Progressive Healthcare Group, Benson, Arizona, USA. email@example.com
The study described was part of a larger multicenter investigation of patients with multiple health complaints attributable to confirmed exposure to mixed-molds infestation in water-damaged buildings. The authors present data on symptoms; clinical chemistries; abnormalities in pulmonary function; alterations in T, B, and natural killer (NK) cells; the presence of autoantibodies (i.e., antinuclear autoantibodies [ANA], autoantibodies against smooth muscle [ASM], and autoantibodies against central nervous system [CNS] and peripheral nervous system [PNS] myelins).
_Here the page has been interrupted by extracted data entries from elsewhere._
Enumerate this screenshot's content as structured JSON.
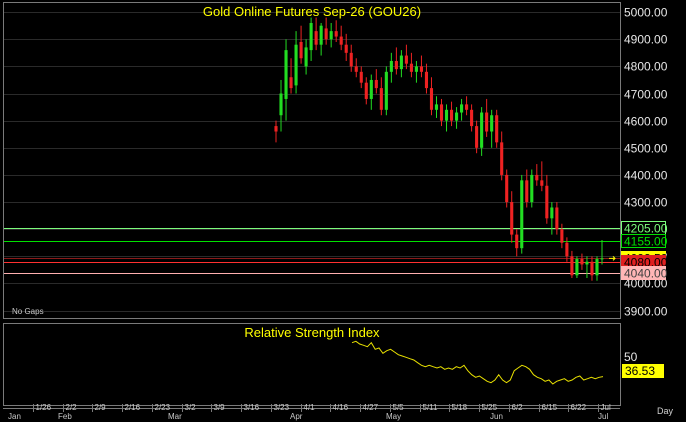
{
  "chart_data": {
    "type": "candlestick",
    "title": "Gold Online Futures Sep-26 (GOU26)",
    "note": "No Gaps",
    "timeframe_label": "Day",
    "y_axis": {
      "min": 3880,
      "max": 5030,
      "ticks": [
        3900,
        4000,
        4100,
        4200,
        4300,
        4400,
        4500,
        4600,
        4700,
        4800,
        4900,
        5000
      ],
      "tick_labels": [
        "3900.00",
        "4000.00",
        "4100.00",
        "4200.00",
        "4300.00",
        "4400.00",
        "4500.00",
        "4600.00",
        "4700.00",
        "4800.00",
        "4900.00",
        "5000.00"
      ]
    },
    "x_axis": {
      "week_ticks": [
        "1/26",
        "2/2",
        "2/9",
        "2/16",
        "2/23",
        "3/2",
        "3/9",
        "3/16",
        "3/23",
        "4/1",
        "4/16",
        "4/27",
        "5/5",
        "5/11",
        "5/18",
        "5/25",
        "6/2",
        "6/15",
        "6/22",
        "Jul"
      ],
      "month_labels": [
        "Jan",
        "Feb",
        "Mar",
        "Apr",
        "May",
        "Jun",
        "Jul"
      ]
    },
    "levels": [
      {
        "value": 4205,
        "label": "4205.00",
        "line_color": "#7cfc7c",
        "box_bg": "#000000",
        "box_border": "#7cfc7c",
        "text_color": "#7cfc7c"
      },
      {
        "value": 4155,
        "label": "4155.00",
        "line_color": "#00e000",
        "box_bg": "#000000",
        "box_border": "#00e000",
        "text_color": "#00e000"
      },
      {
        "value": 4092.5,
        "label": "4092.50",
        "line_color": "#8a1a1a",
        "box_bg": "#ffff00",
        "box_border": "#ffff00",
        "text_color": "#000000"
      },
      {
        "value": 4080,
        "label": "4080.00",
        "line_color": "#ff3030",
        "box_bg": "#e02020",
        "box_border": "#e02020",
        "text_color": "#000000"
      },
      {
        "value": 4040,
        "label": "4040.00",
        "line_color": "#ffb0b0",
        "box_bg": "#ffb6b6",
        "box_border": "#ffb6b6",
        "text_color": "#404040"
      }
    ],
    "candles": [
      {
        "o": 4580,
        "h": 4600,
        "l": 4520,
        "c": 4560
      },
      {
        "o": 4620,
        "h": 4750,
        "l": 4560,
        "c": 4700
      },
      {
        "o": 4680,
        "h": 4900,
        "l": 4600,
        "c": 4860
      },
      {
        "o": 4760,
        "h": 4830,
        "l": 4700,
        "c": 4720
      },
      {
        "o": 4730,
        "h": 4930,
        "l": 4700,
        "c": 4880
      },
      {
        "o": 4890,
        "h": 4950,
        "l": 4810,
        "c": 4830
      },
      {
        "o": 4800,
        "h": 4900,
        "l": 4770,
        "c": 4870
      },
      {
        "o": 4860,
        "h": 4980,
        "l": 4820,
        "c": 4960
      },
      {
        "o": 4930,
        "h": 4980,
        "l": 4860,
        "c": 4880
      },
      {
        "o": 4880,
        "h": 4960,
        "l": 4840,
        "c": 4950
      },
      {
        "o": 4940,
        "h": 4980,
        "l": 4880,
        "c": 4900
      },
      {
        "o": 4900,
        "h": 4960,
        "l": 4870,
        "c": 4930
      },
      {
        "o": 4930,
        "h": 4970,
        "l": 4890,
        "c": 4910
      },
      {
        "o": 4910,
        "h": 4950,
        "l": 4860,
        "c": 4880
      },
      {
        "o": 4880,
        "h": 4920,
        "l": 4820,
        "c": 4850
      },
      {
        "o": 4850,
        "h": 4880,
        "l": 4780,
        "c": 4800
      },
      {
        "o": 4800,
        "h": 4830,
        "l": 4760,
        "c": 4780
      },
      {
        "o": 4780,
        "h": 4800,
        "l": 4720,
        "c": 4740
      },
      {
        "o": 4740,
        "h": 4760,
        "l": 4660,
        "c": 4680
      },
      {
        "o": 4680,
        "h": 4770,
        "l": 4640,
        "c": 4750
      },
      {
        "o": 4750,
        "h": 4790,
        "l": 4700,
        "c": 4720
      },
      {
        "o": 4720,
        "h": 4760,
        "l": 4620,
        "c": 4640
      },
      {
        "o": 4640,
        "h": 4800,
        "l": 4620,
        "c": 4780
      },
      {
        "o": 4780,
        "h": 4850,
        "l": 4740,
        "c": 4820
      },
      {
        "o": 4820,
        "h": 4870,
        "l": 4770,
        "c": 4790
      },
      {
        "o": 4790,
        "h": 4860,
        "l": 4760,
        "c": 4840
      },
      {
        "o": 4840,
        "h": 4880,
        "l": 4790,
        "c": 4810
      },
      {
        "o": 4810,
        "h": 4850,
        "l": 4760,
        "c": 4780
      },
      {
        "o": 4780,
        "h": 4820,
        "l": 4740,
        "c": 4800
      },
      {
        "o": 4800,
        "h": 4840,
        "l": 4760,
        "c": 4780
      },
      {
        "o": 4780,
        "h": 4810,
        "l": 4700,
        "c": 4720
      },
      {
        "o": 4720,
        "h": 4760,
        "l": 4620,
        "c": 4640
      },
      {
        "o": 4640,
        "h": 4690,
        "l": 4610,
        "c": 4660
      },
      {
        "o": 4660,
        "h": 4680,
        "l": 4580,
        "c": 4600
      },
      {
        "o": 4600,
        "h": 4660,
        "l": 4560,
        "c": 4640
      },
      {
        "o": 4640,
        "h": 4670,
        "l": 4580,
        "c": 4600
      },
      {
        "o": 4600,
        "h": 4650,
        "l": 4570,
        "c": 4630
      },
      {
        "o": 4630,
        "h": 4680,
        "l": 4600,
        "c": 4660
      },
      {
        "o": 4660,
        "h": 4690,
        "l": 4620,
        "c": 4640
      },
      {
        "o": 4640,
        "h": 4660,
        "l": 4560,
        "c": 4580
      },
      {
        "o": 4580,
        "h": 4600,
        "l": 4480,
        "c": 4500
      },
      {
        "o": 4500,
        "h": 4650,
        "l": 4470,
        "c": 4630
      },
      {
        "o": 4630,
        "h": 4680,
        "l": 4540,
        "c": 4560
      },
      {
        "o": 4560,
        "h": 4640,
        "l": 4500,
        "c": 4620
      },
      {
        "o": 4620,
        "h": 4640,
        "l": 4500,
        "c": 4520
      },
      {
        "o": 4520,
        "h": 4560,
        "l": 4380,
        "c": 4400
      },
      {
        "o": 4400,
        "h": 4420,
        "l": 4280,
        "c": 4300
      },
      {
        "o": 4300,
        "h": 4340,
        "l": 4150,
        "c": 4180
      },
      {
        "o": 4180,
        "h": 4200,
        "l": 4100,
        "c": 4130
      },
      {
        "o": 4130,
        "h": 4400,
        "l": 4110,
        "c": 4380
      },
      {
        "o": 4380,
        "h": 4420,
        "l": 4280,
        "c": 4300
      },
      {
        "o": 4300,
        "h": 4420,
        "l": 4280,
        "c": 4400
      },
      {
        "o": 4400,
        "h": 4440,
        "l": 4360,
        "c": 4380
      },
      {
        "o": 4380,
        "h": 4450,
        "l": 4340,
        "c": 4360
      },
      {
        "o": 4360,
        "h": 4400,
        "l": 4220,
        "c": 4240
      },
      {
        "o": 4240,
        "h": 4300,
        "l": 4180,
        "c": 4280
      },
      {
        "o": 4280,
        "h": 4300,
        "l": 4180,
        "c": 4200
      },
      {
        "o": 4200,
        "h": 4220,
        "l": 4130,
        "c": 4150
      },
      {
        "o": 4150,
        "h": 4170,
        "l": 4080,
        "c": 4100
      },
      {
        "o": 4100,
        "h": 4120,
        "l": 4020,
        "c": 4030
      },
      {
        "o": 4030,
        "h": 4100,
        "l": 4020,
        "c": 4090
      },
      {
        "o": 4090,
        "h": 4110,
        "l": 4050,
        "c": 4070
      },
      {
        "o": 4070,
        "h": 4100,
        "l": 4020,
        "c": 4080
      },
      {
        "o": 4080,
        "h": 4100,
        "l": 4010,
        "c": 4030
      },
      {
        "o": 4030,
        "h": 4100,
        "l": 4010,
        "c": 4090
      },
      {
        "o": 4090,
        "h": 4160,
        "l": 4070,
        "c": 4092.5
      }
    ],
    "rsi": {
      "title": "Relative Strength Index",
      "level": 50,
      "level_label": "50",
      "current_label": "36.53",
      "values": [
        62,
        63,
        61,
        60,
        59,
        62,
        57,
        58,
        54,
        56,
        57,
        55,
        53,
        52,
        51,
        50,
        49,
        47,
        45,
        44,
        45,
        44,
        43,
        44,
        42,
        43,
        42,
        44,
        43,
        45,
        41,
        38,
        36,
        37,
        35,
        33,
        32,
        34,
        38,
        34,
        32,
        34,
        41,
        43,
        45,
        44,
        42,
        38,
        36,
        35,
        33,
        34,
        31,
        33,
        34,
        35,
        33,
        34,
        36,
        37,
        34,
        35,
        36,
        35,
        36,
        36.53
      ]
    }
  }
}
A total of 209 adults, 42.7 +/- 16 yr of age (mean +/- standard deviation), were examined and tested with (a) self-administered weighted health history and symptom questionnaires; (b) standardized physical examinations; (c) complete blood counts and blood and urine chemistries; (d) urine and fecal cultures; (e) thyroid function tests (T4, free T3); (f) pulmonary function tests (forced vital capacity [FVC], forced expiratory volume in 1 sec [FEV1.0], and forced expiratory flow at 25%, 50%, 75%, and 25-75% of FVC [FEF25, FEF50, FEF75, and FEF2(25-75)]); (g) peripheral lymphocyte phenotypes (T, B, and NK cells) and mitogenesis determinations; and (h) a 13-item autoimmune panel. The molds-exposed patients reported a greater frequency and intensity of symptoms, particularly neurological and inflammatory symptoms, when compared with controls. The percentages of exposed individuals with increased lymphocyte phenotypes were: B cells (CD20+), 75.6%; CD5+CD25+, 68.9%; CD3+CD26+, 91.2%; CD8+HLR-DR+, 62%; and CD8+CD38+, 56.6%; whereas other phenotypes were decreased: CD8+CD11b+, 15.6% and CD3-CD16+CD56+, 38.5%. Mitogenesis to phytohemagglutinin was decreased in 26.2% of the exposed patients, but only 5.9% had decreased response to concanavalin A. Abnormally high levels of ANA, ASM, and CNS myelin (immunoglobulins [Ig]G, IgM, IgA) and PNS myelin (IgG, IgM, IgA) were found; odds ratios for each were significant at 95% confidence intervals, showing an increased risk for autoimmunity. The authors conclude that exposure to mixed molds and their associated mycotoxins in water-damaged buildings leads to multiple health problems involving the CNS and the immune system, in addition to pulmonary effects and allergies. Mold exposure also initiates inflammatory processes. The authors propose the term "mixed mold mycotoxicosis" for the multisystem illness observed in these patients.